You are viewing a plain text version of this content. The canonical link for it is here.

Posted to java-user@lucene.apache.org by Dan Armbrust <da...@gmail.com> on 2005/08/23 17:32:13 UTC

WhiteSpace Tokenizer question

I wrote a slightly modified version of the WhiteSpaceTokenizer that 
allows me to treat other characters as whitespace.  My thought was that 
this would be an easy way to make it tokenize on characters such as "-".

My tokenizer looks like this:

public class CustomWhiteSpaceTokenizer extends CharTokenizer
{

    protected boolean isTokenChar(char c)
    {
        if (Character.isWhitespace(c) || whiteSpaceChars_.contains(new 
Character(c)))
        {
            return false;
        }
        else
        {
            return true;
        }
    }

<snip other stuff>
}

When I use my Analyzer which uses this tokenizer in the QueryParser with 
the character "-" defined as whitespace, the following query gets parsed 
like this:

"title:(john  a) body:(john  a) " -> (title:john title:a) (body:john body:a)

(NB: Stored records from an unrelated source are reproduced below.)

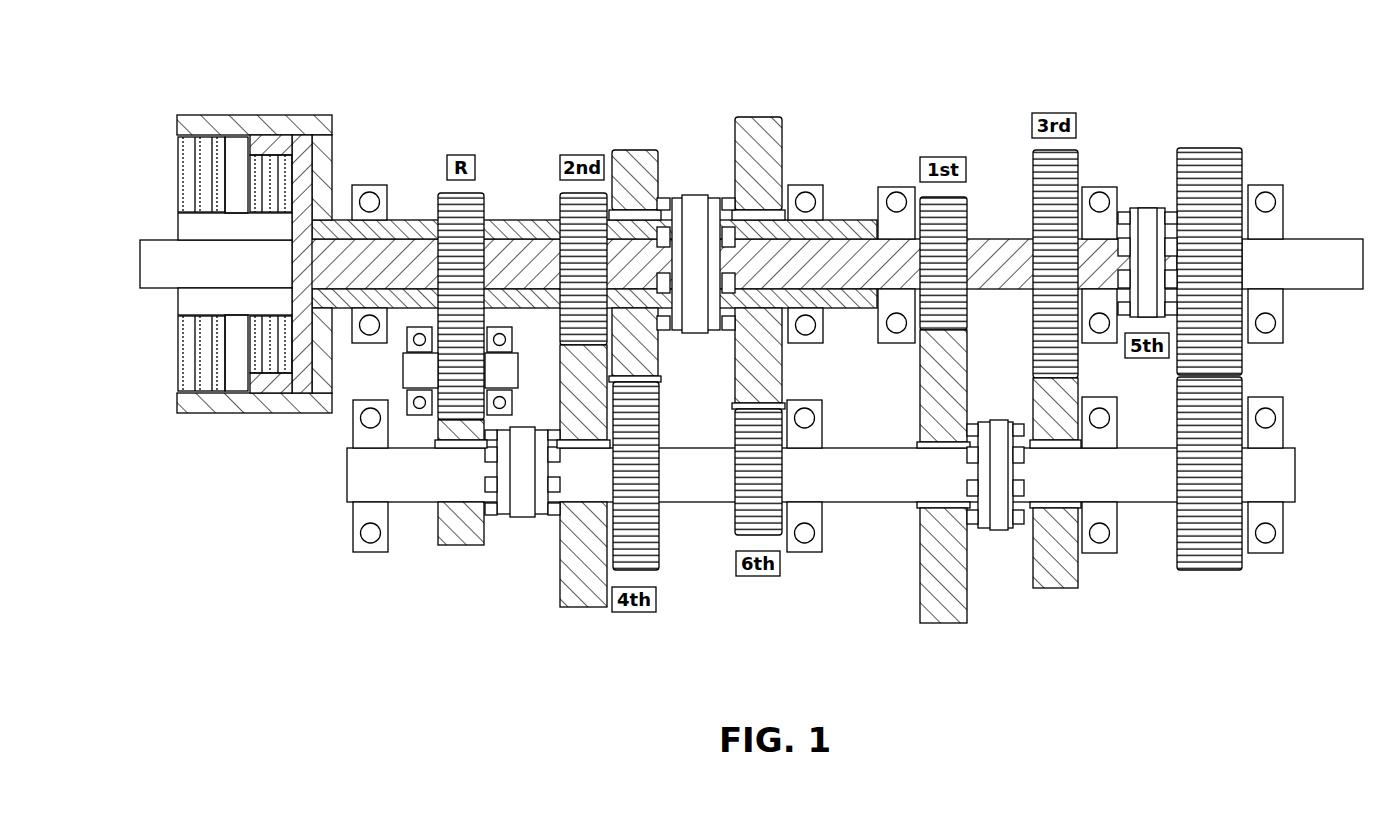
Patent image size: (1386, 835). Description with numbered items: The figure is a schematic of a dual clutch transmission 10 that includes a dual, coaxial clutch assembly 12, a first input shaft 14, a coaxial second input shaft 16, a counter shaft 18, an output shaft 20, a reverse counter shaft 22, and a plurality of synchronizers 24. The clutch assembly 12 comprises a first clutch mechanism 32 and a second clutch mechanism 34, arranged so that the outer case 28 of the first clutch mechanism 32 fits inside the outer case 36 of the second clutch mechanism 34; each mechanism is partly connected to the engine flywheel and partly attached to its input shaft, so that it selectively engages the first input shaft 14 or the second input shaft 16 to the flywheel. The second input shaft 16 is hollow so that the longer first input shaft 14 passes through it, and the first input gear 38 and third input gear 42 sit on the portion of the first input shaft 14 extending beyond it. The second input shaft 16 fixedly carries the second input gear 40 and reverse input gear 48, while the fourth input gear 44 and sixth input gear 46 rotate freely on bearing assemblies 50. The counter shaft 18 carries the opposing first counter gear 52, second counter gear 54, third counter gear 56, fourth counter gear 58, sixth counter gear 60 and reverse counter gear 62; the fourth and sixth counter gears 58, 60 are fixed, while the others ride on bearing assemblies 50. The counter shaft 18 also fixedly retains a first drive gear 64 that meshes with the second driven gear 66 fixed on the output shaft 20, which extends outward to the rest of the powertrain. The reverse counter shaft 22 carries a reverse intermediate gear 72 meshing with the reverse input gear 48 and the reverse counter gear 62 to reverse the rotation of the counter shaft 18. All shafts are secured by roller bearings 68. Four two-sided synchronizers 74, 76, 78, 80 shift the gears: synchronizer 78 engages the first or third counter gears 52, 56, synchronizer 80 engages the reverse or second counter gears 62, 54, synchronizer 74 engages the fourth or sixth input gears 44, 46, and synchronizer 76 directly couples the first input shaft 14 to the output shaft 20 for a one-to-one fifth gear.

The dual clutch transmission 10 is at (583, 108).
The dual, coaxial clutch assembly 12 is at (276, 209).
The first input shaft 14 is at (1003, 245).
The second input shaft 16 is at (398, 230).
The counter shaft 18 is at (360, 478).
The output shaft 20 is at (1340, 255).
The reverse counter shaft 22 is at (390, 380).
The synchronizers 24 is at (712, 138).
The outer case of the first clutch mechanism 28 is at (305, 180).
The first clutch mechanism 32 is at (278, 165).
The second clutch mechanism 34 is at (207, 145).
The outer case of the second clutch mechanism 36 is at (333, 135).
The first input gear 38 is at (968, 210).
The second input gear 40 is at (562, 210).
The third input gear 42 is at (1073, 165).
The fourth input gear 44 is at (633, 153).
The sixth input gear 46 is at (782, 135).
The reverse input gear 48 is at (488, 205).
The bearing assemblies 50 is at (438, 505).
The first counter gear 52 is at (935, 600).
The second counter gear 54 is at (578, 600).
The third counter gear 56 is at (1052, 583).
The fourth counter gear 58 is at (650, 555).
The sixth counter gear 60 is at (735, 520).
The reverse counter gear 62 is at (445, 535).
The first drive gear 64 is at (1185, 550).
The second driven gear 66 is at (1233, 165).
The roller bearings 68 is at (817, 197).
The reverse intermediate gear 72 is at (440, 367).
The synchronizer 74 is at (696, 210).
The synchronizer 76 is at (1147, 217).
The synchronizer 78 is at (1000, 520).
The synchronizer 80 is at (522, 507).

which is what I expect.  But then the following query:

"title:(john--a) body:(john--a) " -> title:"john a" body:"john a"

Isn't what I want.  I can't seem to figure out why it is behaving 
differently on these characters (space vs hyphen) when I am specifying 
them both as a non-token.

This is with the svn trunk as of yesterday.
Any help appreciated,

Thanks,

Dan

-- 
****************************
Daniel Armbrust
Biomedical Informatics
Mayo Clinic Rochester
daniel.armbrust(at)mayo.edu
http://informatics.mayo.edu/


---------------------------------------------------------------------
To unsubscribe, e-mail: java-user-unsubscribe@lucene.apache.org
For additional commands, e-mail: java-user-help@lucene.apache.org

Re: WhiteSpace Tokenizer question

Posted by Yonik Seeley <ys...@gmail.com>.

It's the QueryParser, not the Analyzer.
When the query parser sees multiple tokens from what looks like a
single word, it puts them in a phrase query.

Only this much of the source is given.